Katastrofa samolotu w Hongkongu.
Samolot transportowy wypadł z pasa startowego i wpadł do morza. Są ofiary. Fot.X/ BridgingNews_

Na lotnisku w Hongkongu doszło do tragicznego wypadku. Samolot transportowy wypadł z pasa startowego, po czym zderzył się z samochodem patrolowym pracowników portu lotniczego i wpadł do morza.

REKLAMA

Jak donosi BBC, do tragedii doszło w poniedziałek 20 października o godzinie 3:50 czasu lokalnego (21:50 w niedzielę czasu polskiego). Samolot transportowy linii Emirates o numerze lotuEK9788 leciał z Dubaju do Hongkongu.

Samolot transportowy wypadł z pasa startowego, zderzył się z samochodem i wpadł do morza

Gdy maszyna wypadła z pasa startowego, zderzyła się z pojazdem patrolu lotniska. Siła wepchnęła samochód do morza. Samolot również wpadł do wody. W pojeździe znajdowało się dwóch pracowników lotniska. Obaj zginęli.

Czterech członków załogi samolotu przeżyło katastrofę. Władze lotniska w Hongkongu wszczęły dochodzenie, by ustalić przebieg zdarzenia. Nie wiadomo jeszcze, dlaczego samolot zjechał z pasa i skręcił w stronę morza.

Przedstawiciele lotniska twierdzą, że wydali prawidłowe instrukcje. Dyrektor ds. operacji lotniska, Steven Yiu, podkreślił, że w chwili wypadku pojazd patrolowy znajdował się poza ogrodzeniem pasa startowego "w bezpiecznej odległości od pasa". Dodał, że samochód "z całą pewnością nie wyjechał na pas startowy".

– Normalnie samolot nie powinien skręcać w stronę morza – mówił Yiu na konferencji prasowej kilka godzin po wypadku. Wskazał, że maszyna nie wysłała sygnału SOS podczas lądowania.

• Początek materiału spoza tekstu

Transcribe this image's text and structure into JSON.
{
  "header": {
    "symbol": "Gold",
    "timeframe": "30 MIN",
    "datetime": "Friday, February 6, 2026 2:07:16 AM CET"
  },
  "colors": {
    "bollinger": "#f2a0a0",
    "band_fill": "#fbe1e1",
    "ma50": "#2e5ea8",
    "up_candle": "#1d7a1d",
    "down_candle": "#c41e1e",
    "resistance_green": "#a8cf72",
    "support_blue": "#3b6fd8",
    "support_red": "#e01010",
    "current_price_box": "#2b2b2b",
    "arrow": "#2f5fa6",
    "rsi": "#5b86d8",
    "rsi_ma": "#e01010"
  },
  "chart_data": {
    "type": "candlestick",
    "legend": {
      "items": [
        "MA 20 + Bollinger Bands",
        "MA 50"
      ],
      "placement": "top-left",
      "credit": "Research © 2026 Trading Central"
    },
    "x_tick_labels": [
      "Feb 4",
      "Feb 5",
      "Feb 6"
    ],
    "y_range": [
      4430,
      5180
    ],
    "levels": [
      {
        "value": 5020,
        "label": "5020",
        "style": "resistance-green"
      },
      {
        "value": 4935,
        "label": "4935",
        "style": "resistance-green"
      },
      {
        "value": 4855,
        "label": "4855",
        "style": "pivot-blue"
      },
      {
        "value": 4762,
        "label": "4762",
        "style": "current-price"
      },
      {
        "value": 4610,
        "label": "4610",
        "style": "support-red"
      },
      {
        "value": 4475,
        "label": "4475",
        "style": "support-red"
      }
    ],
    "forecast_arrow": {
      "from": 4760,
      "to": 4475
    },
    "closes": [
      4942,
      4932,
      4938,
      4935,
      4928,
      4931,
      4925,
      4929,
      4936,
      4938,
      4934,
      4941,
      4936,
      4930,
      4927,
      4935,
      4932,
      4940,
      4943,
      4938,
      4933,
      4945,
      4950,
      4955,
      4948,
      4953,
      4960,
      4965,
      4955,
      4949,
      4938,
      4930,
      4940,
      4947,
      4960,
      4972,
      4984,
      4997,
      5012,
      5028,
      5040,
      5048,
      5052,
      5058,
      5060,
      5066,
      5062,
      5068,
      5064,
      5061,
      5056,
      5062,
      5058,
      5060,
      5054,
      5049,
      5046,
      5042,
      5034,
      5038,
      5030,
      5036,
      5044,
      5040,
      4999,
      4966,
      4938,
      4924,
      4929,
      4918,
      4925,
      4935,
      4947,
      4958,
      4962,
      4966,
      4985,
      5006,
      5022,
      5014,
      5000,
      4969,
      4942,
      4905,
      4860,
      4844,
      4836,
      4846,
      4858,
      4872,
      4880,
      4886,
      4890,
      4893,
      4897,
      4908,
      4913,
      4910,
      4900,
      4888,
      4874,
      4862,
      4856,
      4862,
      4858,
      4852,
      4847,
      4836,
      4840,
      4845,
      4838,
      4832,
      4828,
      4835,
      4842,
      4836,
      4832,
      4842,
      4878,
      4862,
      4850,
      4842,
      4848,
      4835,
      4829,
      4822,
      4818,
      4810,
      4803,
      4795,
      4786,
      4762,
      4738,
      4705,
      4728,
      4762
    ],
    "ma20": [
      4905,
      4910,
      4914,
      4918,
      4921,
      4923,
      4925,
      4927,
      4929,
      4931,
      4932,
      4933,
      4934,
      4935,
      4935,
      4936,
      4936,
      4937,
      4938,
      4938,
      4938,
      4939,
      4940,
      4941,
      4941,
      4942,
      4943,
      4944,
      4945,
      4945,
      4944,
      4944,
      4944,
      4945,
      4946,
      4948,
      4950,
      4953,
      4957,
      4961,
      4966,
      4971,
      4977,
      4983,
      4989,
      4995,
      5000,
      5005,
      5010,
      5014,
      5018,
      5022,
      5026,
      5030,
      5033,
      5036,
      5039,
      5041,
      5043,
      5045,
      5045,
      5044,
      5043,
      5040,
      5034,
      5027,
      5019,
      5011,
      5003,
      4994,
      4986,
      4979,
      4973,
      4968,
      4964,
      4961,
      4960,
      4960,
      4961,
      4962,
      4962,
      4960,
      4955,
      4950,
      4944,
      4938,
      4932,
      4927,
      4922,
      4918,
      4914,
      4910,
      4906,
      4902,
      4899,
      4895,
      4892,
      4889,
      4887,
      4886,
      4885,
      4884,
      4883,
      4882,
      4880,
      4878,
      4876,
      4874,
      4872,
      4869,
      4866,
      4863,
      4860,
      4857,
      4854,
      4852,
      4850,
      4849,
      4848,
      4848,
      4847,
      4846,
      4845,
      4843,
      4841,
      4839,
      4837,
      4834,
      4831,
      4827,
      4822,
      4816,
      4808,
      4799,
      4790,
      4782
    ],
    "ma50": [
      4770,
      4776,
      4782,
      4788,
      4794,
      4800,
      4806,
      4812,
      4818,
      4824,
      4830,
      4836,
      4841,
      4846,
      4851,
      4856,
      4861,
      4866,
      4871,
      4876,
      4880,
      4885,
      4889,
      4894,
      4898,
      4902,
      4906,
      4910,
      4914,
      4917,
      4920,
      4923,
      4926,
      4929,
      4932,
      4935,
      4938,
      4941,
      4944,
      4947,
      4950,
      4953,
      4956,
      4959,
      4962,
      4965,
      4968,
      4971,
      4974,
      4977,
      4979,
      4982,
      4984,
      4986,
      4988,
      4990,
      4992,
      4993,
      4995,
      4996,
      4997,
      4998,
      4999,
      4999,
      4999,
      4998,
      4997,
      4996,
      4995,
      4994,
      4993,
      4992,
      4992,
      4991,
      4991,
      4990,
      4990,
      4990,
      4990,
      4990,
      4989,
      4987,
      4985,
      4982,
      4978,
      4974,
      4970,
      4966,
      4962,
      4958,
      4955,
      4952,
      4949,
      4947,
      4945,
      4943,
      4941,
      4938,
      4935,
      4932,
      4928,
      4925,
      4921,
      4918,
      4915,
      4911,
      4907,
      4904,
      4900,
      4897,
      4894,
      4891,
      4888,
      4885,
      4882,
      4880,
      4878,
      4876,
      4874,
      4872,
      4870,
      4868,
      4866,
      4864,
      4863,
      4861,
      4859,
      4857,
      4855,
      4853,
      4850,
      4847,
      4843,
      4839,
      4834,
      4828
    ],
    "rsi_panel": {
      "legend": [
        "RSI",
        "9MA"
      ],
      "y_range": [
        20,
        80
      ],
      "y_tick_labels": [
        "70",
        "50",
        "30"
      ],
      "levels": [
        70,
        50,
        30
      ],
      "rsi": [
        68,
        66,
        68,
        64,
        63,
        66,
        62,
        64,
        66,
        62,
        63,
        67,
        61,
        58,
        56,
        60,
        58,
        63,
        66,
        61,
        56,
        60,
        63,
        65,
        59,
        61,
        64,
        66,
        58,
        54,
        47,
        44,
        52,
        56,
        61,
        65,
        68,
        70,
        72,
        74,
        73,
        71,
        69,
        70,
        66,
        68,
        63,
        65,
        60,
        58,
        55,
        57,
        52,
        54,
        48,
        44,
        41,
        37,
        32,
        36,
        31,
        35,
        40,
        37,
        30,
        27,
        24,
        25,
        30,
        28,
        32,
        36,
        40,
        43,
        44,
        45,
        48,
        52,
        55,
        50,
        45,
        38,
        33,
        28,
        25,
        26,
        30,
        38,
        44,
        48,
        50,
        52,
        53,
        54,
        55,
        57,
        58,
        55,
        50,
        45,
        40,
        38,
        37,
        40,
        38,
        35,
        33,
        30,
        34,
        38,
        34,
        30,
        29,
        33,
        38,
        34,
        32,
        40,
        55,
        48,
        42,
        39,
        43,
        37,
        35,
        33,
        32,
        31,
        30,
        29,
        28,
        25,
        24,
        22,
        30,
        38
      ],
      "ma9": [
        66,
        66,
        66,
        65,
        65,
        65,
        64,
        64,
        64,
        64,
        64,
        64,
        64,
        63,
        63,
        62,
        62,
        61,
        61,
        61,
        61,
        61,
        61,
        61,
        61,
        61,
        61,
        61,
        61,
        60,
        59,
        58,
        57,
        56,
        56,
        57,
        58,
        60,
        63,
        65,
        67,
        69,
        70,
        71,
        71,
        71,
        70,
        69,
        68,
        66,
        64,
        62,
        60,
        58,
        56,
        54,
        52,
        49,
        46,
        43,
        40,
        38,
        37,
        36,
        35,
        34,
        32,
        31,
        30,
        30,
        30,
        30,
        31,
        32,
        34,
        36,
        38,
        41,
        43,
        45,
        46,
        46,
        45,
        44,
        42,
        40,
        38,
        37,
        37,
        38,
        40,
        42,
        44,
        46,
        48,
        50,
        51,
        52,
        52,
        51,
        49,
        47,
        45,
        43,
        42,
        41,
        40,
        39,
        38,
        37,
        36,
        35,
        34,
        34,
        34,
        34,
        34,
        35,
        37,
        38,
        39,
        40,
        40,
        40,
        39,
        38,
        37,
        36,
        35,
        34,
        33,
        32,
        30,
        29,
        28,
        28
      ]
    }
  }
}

Dwie osoby zginęły w wyniku katastrofy

Nurkom udało się zlokalizować w morzu ciała pracowników lotniska. Jak poinformowali urzędnicy, mieli oni 30 i 41 lat, a w służbach naziemnych pracowali odpowiednio siedem i dwanaście lat. W oświadczeniu dla BBC rzecznik Emirates podał, że samolot "uległ uszkodzeniom podczas lądowania w Hongkongu". Potwierdził przy tym, że załoga jest bezpieczna. Na pokładzie nie było ładunku.

Samolot transportowy Boeing 747-481 został wynajęty od tureckiej linii ACT Airlines, która odpowiadała również za obsługę maszyny. Czterech członków załogi otworzyło drzwi awaryjne wkrótce po katastrofie. Zostali zauważeni przez straż pożarną, która dotarła na miejsce w ciągu dwóch minut i udzieliła pomocy.

Przedstawiciel policji poinformował media, że nie wyklucza się wszczęcia postępowania karnego w związku z katastrofą.